Conor Curley’s Pedalboard
Curley’s pedalboard for this tour includes a TC Electronic PolyTune3 Noir, Strymon Timeline, Boss RV-6, Boss PN-2, Boss BF-3, Keeley Loomer, Death by Audio Echo Dream, Fairfield Circuitry Hors d'Ouevre?, Strymon Sunset, Strymon Deco, DigiTech Hardwire RV-7, Electro-Harmonix Nano POG, and Lehle Little Dual.
Fake Out
Connor Deegan didn’t own a bass when Fontaines D.C. began, and his first purchase was the black Fender Jazz bass (right)—or so he thought. He later discovered it was a total knock-off, with a China-made body, Mexico-made neck, and a serial number that belongs to a Jaguar. But he fell in love with it, and its sound—nasal on the high strings, with cheap high-output pickups—is all over the band’s first record, Dogrel. Deego plays with orange Dunlop .60 mm picks, and uses Rotosound Swing Bass 66 strings.
Deegan picked up the Squier Bass VI (left) for its “surfy vibes,” and upgraded the pickups and bridge.
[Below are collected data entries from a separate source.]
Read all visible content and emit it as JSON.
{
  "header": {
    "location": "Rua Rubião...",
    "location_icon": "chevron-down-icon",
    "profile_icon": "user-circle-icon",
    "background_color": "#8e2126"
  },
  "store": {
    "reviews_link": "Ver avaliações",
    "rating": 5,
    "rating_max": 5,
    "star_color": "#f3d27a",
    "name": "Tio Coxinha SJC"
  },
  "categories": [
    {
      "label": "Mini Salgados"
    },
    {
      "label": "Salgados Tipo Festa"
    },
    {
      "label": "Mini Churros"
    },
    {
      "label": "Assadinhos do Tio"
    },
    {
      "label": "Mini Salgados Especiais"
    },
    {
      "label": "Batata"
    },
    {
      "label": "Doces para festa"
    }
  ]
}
Also in his arsenal is this 1972 Fender P-bass (middle). (He’s a bit nervous to check the serial number.)
V-4 You Go
Deego plays through an Ampeg V-4B head into a Fender 6x10 cabinet.
Conor Deegan’s Pedalboard
Deegan’s board includes a Boss TU-3, Electro-Harmonix Hum Debugger, Boss TR-2, modded Ibanez Analog Delay, Death by Audio Reverberation Machine, Boss CE-2w, Tech 21 SansAmp Bass Driver DI, Darkglass Electronics Alpha Omega Ultra, and Dunlop Volume (X) Mini pedal. A GigRig QuarterMaster helps him switch sounds.
Mustang Muscle
Carlos O’Connell favors this 1964 Fender Mustang, which has been upgraded with a Seymour Duncan Hot Rails pickup since Romance. It’s set up so that the single-coil pickup is always on, and he’ll add in the Hot Rails signal for particular moments.
Ghost of Gallagher
After getting to play a number of Rory Gallagher’s guitars thanks to a private invitation from the guitarist’s estate, O’Connell picked up this Fender Custom Shop Rory Gallagher Signature Stratocaster. The jangly, direct tone of this one is all over tunes like “Boys in the Better Land.”
More Fender Friends
O’Connell runs his guitars, including a vintage Martin acoustic which he picked up in Nashville, through a Fender Twin Reverb and Deluxe Reverb.
Carlos O’Connell’s Pedalboard
The gem of O’Connell’s board is this Soundgas 636p, an imitation of the infamous Grampian 636 mic preamp’s breakup. Alongside it are a TC Electronic PolyTune, Ceriatone Centura, Strymon Volante, Eventide H9, Orchid Electronics Audio 1:1 Isolator, Vein-Tap Murder One, MXR Micro Amp, Moog MF Flange, MXR Smart Gate, and Freqscene Koldwave Analog Chorus. A Radial BigShot ABY navigates between the Twin and Deluxe Reverb.